Until and unless your e-mail account is guarded well with the help of a “spam filter”, you most likely and infrequently receive unwanted e-mails. Spam is annoying and irritating for the person using e-mails. VoIP supervisors and administrators should be well aware and familiar with VoIP spam, which is generally known as (SPIT) “spam over IP telephony”. When a SPIT attacks your Cisco IP Phone it can make un-welcomed messages appear from time to time on the LCD screen of your phone or it can result in frequent ringing of your phone, the outcome is obvious “lost employee efficiency and productivity”. SPIT is also used for different frauds e.g., A SPIT attack can make wrong caller ID’s appear on your phone’s screen.
The use of these common methods to mitigate e-mail spam is not so effective to deal with SPIT. Right after the SPIT is launched on your phone you can expect your phone to ring after every ten minutes. Though this act is quite irritating and can affect your efficiency, malicious traffic cannot detect the frequency of calls as it is too low an example can be by an “Intrusion Prevention System” [also known as IPS] sensor.
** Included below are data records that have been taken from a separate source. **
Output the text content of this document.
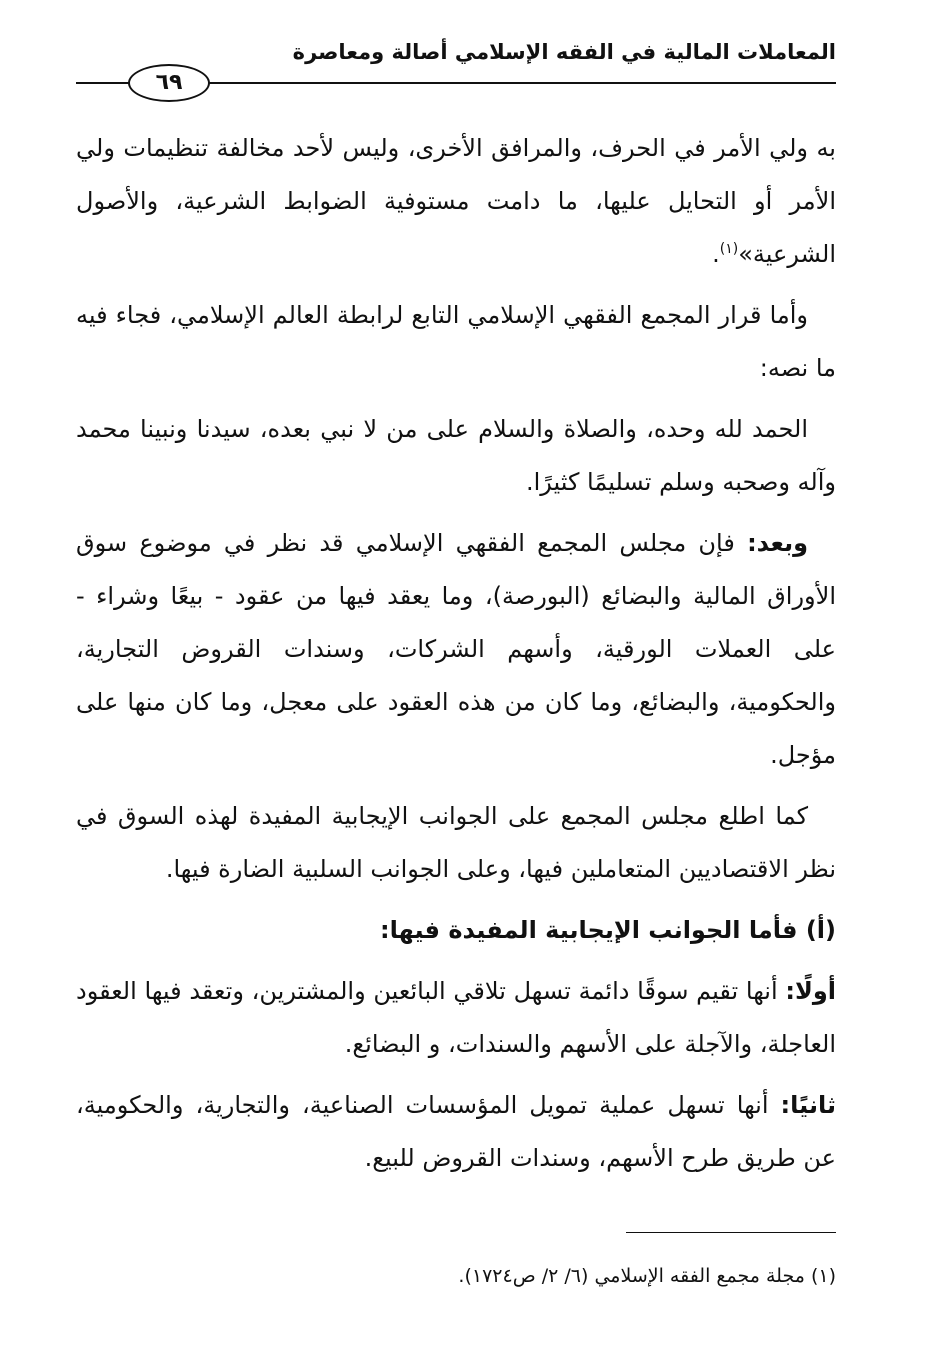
المعاملات المالية في الفقه الإسلامي أصالة ومعاصرة
٦٩

به ولي الأمر في الحرف، والمرافق الأخرى، وليس لأحد مخالفة تنظيمات ولي الأمر أو التحايل عليها، ما دامت مستوفية الضوابط الشرعية، والأصول الشرعية»$^{(١)}$.

وأما قرار المجمع الفقهي الإسلامي التابع لرابطة العالم الإسلامي، فجاء فيه ما نصه:

الحمد لله وحده، والصلاة والسلام على من لا نبي بعده، سيدنا ونبينا محمد وآله وصحبه وسلم تسليمًا كثيرًا.

وبعد: فإن مجلس المجمع الفقهي الإسلامي قد نظر في موضوع سوق الأوراق المالية والبضائع (البورصة)، وما يعقد فيها من عقود - بيعًا وشراء - على العملات الورقية، وأسهم الشركات، وسندات القروض التجارية، والحكومية، والبضائع، وما كان من هذه العقود على معجل، وما كان منها على مؤجل.

كما اطلع مجلس المجمع على الجوانب الإيجابية المفيدة لهذه السوق في نظر الاقتصاديين المتعاملين فيها، وعلى الجوانب السلبية الضارة فيها.

(أ) فأما الجوانب الإيجابية المفيدة فيها:

أولًا: أنها تقيم سوقًا دائمة تسهل تلاقي البائعين والمشترين، وتعقد فيها العقود العاجلة، والآجلة على الأسهم والسندات، و البضائع.

ثانيًا: أنها تسهل عملية تمويل المؤسسات الصناعية، والتجارية، والحكومية، عن طريق طرح الأسهم، وسندات القروض للبيع.

(١) مجلة مجمع الفقه الإسلامي (٦/ ٢/ ص١٧٢٤).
In order to configure authentication of Cisco IP phones modern by making use of (TLS) Transport Layer Security. The use of this strategy permits a Cisco IP Phone to approve any device trying to communicate or interact directly with the other phone. As an outcome, the un-authorized devices that are the main source of the SPIT will not be able to communicate or interact with the Cisco IP Phone.
There are different types of attacks that can be directed to voice networks. In this series of articles we will discuss all four types of VoIP vulnerabilities and attacks. This will certainly be enough to explain how VoIP telephony communication can be disabled or reduced in quality. The main four VoIP Vulnerabilities are:
- SPIT – spam over IP telephone (SPIT) includes, for example, sending unwanted messages to an IP phone’s display or making the IP phone to ring time to time.
- Vishing – is just like phishing, the difference is that the victim provides her/his personal information over the telephone rather than on website.
- Toll fraud – it happens when users incorrectly use a telephone system to make toll calls (for example international and or long distance calls) that they do not have approval to make.
- SIP attacks – they try to develop SIP’s use of famous protocols to intercept or manipulate SIP messages. Also, an attacker may trigger a DoS attack against a SIP server.